Jobs Fund Should Bring $119,000,000 to Oklahoma Schools

Post date: Aug 14, 2010 3:07:18 AM

Congress just passed a law creating an Education Jobs Fund to infuse millions of dollars into the states ($119 million to Oklahoma) to put teachers and support professionals back to work.

OEA was part of a conference call with U.S. Secretary of Education Arne Duncan on Thursday, and had a chance to listen to his comments and hear questions from around the country. Secretary Duncan said the focus of the money “….is on the individual.” The bill is designed to get teachers and support professionals back on the job.

While he admitted that it is legal to save the money for later, he encouraged schools to call back those employees who had been laid off. “The intent of the bill is to save jobs this year,” Duncan confirmed.

BEA Chief Negotiator Granger Meador points out that Congress and the administration let us down regarding the timing of the money. Our school year began August 10 and we may not see any funds until late September or even on into fall or early winter, long after school was in session and hardly a suitable time to be hiring back teachers. The original federal stimulus funding which has helped buffer us from the worst effects of the state's massive cuts in educational funding will run out this school year. Contrary to Duncan's take on the bill's intent, locally it would be wise to use the new Jobs Fund money to shore up our funding in 2011-2012 so that we can avoid additional layoffs and other cuts as we drop off a $2 million funding "cliff" when the stimulus funds run out.

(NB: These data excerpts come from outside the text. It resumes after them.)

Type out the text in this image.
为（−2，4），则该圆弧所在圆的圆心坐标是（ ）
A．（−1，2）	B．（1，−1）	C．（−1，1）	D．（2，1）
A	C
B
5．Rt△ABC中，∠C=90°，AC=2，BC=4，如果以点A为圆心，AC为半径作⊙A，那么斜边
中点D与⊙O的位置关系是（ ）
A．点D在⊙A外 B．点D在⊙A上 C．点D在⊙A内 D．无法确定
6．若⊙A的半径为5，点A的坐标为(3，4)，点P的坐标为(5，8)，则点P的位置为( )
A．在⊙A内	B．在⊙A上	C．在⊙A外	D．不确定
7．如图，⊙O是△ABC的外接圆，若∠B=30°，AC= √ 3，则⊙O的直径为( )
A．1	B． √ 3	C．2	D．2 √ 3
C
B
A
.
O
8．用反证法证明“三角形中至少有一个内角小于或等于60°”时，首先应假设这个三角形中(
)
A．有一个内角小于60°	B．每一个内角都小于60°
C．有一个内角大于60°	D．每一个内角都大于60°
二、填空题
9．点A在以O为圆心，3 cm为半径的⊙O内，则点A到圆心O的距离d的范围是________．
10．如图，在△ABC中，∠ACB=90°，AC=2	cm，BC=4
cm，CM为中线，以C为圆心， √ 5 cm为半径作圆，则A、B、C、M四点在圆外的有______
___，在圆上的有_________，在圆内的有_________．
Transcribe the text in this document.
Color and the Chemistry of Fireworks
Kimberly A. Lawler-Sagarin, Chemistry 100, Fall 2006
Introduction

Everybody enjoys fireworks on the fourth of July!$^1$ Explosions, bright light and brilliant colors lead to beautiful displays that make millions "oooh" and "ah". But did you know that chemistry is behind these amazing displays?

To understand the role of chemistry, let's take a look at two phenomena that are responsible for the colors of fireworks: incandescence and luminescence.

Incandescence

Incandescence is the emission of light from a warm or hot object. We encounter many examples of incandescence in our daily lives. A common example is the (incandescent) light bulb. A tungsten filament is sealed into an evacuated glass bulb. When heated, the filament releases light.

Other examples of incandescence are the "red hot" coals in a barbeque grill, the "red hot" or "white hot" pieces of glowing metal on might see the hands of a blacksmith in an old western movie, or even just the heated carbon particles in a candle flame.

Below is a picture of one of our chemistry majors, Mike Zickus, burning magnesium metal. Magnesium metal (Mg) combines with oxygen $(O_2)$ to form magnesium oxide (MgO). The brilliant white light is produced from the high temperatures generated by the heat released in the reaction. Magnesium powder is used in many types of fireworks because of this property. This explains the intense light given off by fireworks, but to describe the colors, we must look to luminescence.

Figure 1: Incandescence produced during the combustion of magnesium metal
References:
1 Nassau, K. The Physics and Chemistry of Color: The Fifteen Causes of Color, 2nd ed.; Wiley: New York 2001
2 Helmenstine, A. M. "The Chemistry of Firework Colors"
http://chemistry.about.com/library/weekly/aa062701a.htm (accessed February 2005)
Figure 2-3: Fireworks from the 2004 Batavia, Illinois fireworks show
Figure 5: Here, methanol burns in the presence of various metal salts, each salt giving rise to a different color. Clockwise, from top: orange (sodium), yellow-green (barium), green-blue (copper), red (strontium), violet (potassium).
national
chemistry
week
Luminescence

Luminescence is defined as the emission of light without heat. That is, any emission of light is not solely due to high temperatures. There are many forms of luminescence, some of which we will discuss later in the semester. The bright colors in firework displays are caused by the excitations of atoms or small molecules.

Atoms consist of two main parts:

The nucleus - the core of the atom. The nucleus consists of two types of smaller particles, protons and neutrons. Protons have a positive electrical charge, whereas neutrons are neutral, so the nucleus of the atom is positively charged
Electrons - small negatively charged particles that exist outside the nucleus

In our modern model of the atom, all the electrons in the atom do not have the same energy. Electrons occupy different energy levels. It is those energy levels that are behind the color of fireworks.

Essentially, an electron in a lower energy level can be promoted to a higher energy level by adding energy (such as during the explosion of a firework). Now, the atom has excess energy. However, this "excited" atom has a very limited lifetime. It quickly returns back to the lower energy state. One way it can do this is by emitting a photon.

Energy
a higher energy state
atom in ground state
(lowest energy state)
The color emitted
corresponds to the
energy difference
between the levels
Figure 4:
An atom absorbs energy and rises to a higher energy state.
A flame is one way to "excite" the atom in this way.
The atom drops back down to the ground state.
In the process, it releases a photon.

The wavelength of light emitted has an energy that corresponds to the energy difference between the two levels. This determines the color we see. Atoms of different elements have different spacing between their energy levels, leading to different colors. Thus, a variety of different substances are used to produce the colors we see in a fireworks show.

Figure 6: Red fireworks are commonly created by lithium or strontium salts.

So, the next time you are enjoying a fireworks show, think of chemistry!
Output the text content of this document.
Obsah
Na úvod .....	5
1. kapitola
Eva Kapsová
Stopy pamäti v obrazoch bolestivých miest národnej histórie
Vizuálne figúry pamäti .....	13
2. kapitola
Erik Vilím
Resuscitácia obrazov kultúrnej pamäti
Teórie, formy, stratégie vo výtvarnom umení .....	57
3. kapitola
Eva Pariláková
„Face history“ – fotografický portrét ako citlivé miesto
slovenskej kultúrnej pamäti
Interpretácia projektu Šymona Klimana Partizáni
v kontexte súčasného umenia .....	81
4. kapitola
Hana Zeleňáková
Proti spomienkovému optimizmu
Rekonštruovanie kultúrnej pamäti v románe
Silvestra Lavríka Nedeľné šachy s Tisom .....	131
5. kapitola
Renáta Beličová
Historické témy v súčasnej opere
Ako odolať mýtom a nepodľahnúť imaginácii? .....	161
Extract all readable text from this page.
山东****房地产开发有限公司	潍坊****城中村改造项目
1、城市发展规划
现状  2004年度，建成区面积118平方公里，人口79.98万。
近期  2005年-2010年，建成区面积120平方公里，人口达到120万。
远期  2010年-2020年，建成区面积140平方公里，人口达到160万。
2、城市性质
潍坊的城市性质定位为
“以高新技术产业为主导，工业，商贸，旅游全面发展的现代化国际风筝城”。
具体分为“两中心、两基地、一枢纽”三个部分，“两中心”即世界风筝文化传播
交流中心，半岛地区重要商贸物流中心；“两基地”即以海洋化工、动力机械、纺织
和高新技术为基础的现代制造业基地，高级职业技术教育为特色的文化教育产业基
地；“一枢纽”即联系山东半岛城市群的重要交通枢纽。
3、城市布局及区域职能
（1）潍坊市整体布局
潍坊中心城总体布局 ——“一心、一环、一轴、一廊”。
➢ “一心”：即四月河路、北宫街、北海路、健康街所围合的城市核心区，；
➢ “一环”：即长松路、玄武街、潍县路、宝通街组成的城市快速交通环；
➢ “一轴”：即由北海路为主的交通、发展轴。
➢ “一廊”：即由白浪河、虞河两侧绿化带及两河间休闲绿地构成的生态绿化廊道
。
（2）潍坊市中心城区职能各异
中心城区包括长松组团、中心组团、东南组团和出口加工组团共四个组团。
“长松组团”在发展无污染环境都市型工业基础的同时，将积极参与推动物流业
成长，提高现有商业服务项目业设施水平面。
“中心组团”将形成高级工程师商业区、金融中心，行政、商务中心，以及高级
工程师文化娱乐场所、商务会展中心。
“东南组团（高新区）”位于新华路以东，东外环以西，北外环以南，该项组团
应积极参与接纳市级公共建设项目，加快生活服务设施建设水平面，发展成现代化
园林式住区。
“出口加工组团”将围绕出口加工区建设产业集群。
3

Each state will decide whether to disperse its share by using its primary funding formula or through its Title I formula. Ninety-eight percent of the money is to be spent on salary, benefits and support services necessary to retain current employees, recall or rehire former employees, and hire new employees for educational and related services. Only two percent of the money can be held back at the state level for administrative purposes. Locally, only building-level school employees are to receive the money (not central office personnel), according to the bill’s guidelines.

Gov. Henry has until Sept. 9 to complete an application for the funds. While the U.S. Department of Education (DOE) has until Sept. 24 to begin distributing the money, Duncan was hopeful his department could begin sending states their appropriation within two weeks of receiving applications. The DOE has posted it's initial guidance for the Education Jobs Fund online.